- Pennsylvania-based book binding company Fox Bindery Inc. and its owner have agreed to pay $598,366 in back wages, damages, penalties and liquidated damages to settle charges that it violated the minimum wage, overtime and recordkeeping provisions of the Fair Labor Standards Act (FLSA).
- According to the U.S. Department of Labor's Wage and Hour Division (WHD), the company obtained workers through temporary employment agencies and operated as a joint employers. WHD said the employment agencies knowingly failed to pay the temporary workers for hours they worked over 40 in a workweek and knowingly paid employees who worked for Fox less than the federal minimum wage. Investigators also alleged that Fox made no efforts to determine whether the workers were properly paid, even though it received detailed invoices from the agencies. Sharing the settlement are 556 current and former employees.
- Fox and its owner have agreed to change its business practices, WHD said.
Joint employment has emerged as a major issue in franchising, contracting, temporary staffing and other arrangements in which companies use workers they do not employ in the traditional sense. Under both the National Labor Relations Act (NLRA) and the FLSA, joint employment liability remains somewhat of a gray area. DOL recently announced plans to tackle joint employment under the FLSA via regulation, explaining that it wants to clarify joint employment relationships because changes in the 21st century workplace are not reflected in the current regulatory framework.

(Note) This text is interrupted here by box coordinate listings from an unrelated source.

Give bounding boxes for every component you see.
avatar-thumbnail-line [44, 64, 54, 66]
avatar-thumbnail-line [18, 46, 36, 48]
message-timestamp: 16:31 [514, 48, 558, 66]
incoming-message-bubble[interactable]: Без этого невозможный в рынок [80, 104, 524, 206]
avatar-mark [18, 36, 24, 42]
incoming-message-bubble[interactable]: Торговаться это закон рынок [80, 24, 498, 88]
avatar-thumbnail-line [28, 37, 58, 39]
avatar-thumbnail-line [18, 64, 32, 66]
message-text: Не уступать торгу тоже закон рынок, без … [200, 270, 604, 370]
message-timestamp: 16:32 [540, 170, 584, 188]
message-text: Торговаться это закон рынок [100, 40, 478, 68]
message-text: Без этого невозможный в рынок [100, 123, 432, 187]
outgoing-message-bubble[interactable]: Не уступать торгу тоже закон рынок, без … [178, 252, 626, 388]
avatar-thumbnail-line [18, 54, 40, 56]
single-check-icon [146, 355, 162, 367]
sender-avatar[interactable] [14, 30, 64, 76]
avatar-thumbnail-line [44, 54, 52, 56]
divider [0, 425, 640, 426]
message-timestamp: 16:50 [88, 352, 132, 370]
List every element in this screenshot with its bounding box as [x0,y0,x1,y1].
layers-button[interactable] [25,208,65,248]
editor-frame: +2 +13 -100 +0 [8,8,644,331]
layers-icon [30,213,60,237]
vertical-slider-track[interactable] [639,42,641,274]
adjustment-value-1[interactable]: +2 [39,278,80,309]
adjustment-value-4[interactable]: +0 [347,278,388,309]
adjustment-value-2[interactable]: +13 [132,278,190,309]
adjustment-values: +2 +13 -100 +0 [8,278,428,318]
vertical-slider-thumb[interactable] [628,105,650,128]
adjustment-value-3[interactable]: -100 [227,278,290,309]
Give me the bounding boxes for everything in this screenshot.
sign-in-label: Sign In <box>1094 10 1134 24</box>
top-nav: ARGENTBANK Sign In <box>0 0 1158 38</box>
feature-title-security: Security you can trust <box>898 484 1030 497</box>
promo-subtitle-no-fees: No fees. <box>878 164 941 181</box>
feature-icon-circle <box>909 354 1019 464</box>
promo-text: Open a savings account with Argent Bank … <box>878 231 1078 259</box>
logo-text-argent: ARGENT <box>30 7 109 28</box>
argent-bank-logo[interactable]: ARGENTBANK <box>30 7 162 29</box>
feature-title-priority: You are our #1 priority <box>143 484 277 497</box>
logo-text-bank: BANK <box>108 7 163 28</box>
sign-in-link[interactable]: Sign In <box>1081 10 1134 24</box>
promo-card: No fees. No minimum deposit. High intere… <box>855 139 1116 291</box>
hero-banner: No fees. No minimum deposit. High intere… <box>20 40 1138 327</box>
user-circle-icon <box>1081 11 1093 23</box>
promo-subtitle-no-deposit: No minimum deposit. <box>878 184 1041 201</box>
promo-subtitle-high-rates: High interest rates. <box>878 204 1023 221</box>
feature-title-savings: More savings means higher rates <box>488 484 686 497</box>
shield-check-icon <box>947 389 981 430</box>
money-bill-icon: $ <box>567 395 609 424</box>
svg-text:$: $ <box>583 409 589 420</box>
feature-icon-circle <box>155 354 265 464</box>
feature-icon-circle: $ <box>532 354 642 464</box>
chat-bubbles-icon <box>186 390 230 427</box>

The National Labor Relations Board on Jan. 14 extended the public comment period for its proposed rulemaking that will define joint employer status. The rule would consider an employer to be a joint employer only if two employers share or co-determine employees' essential terms and conditions of employment, such as hiring, firing, discipline, supervision and direction.
For now, businesses need to carefully consider the implications of contracting arrangements.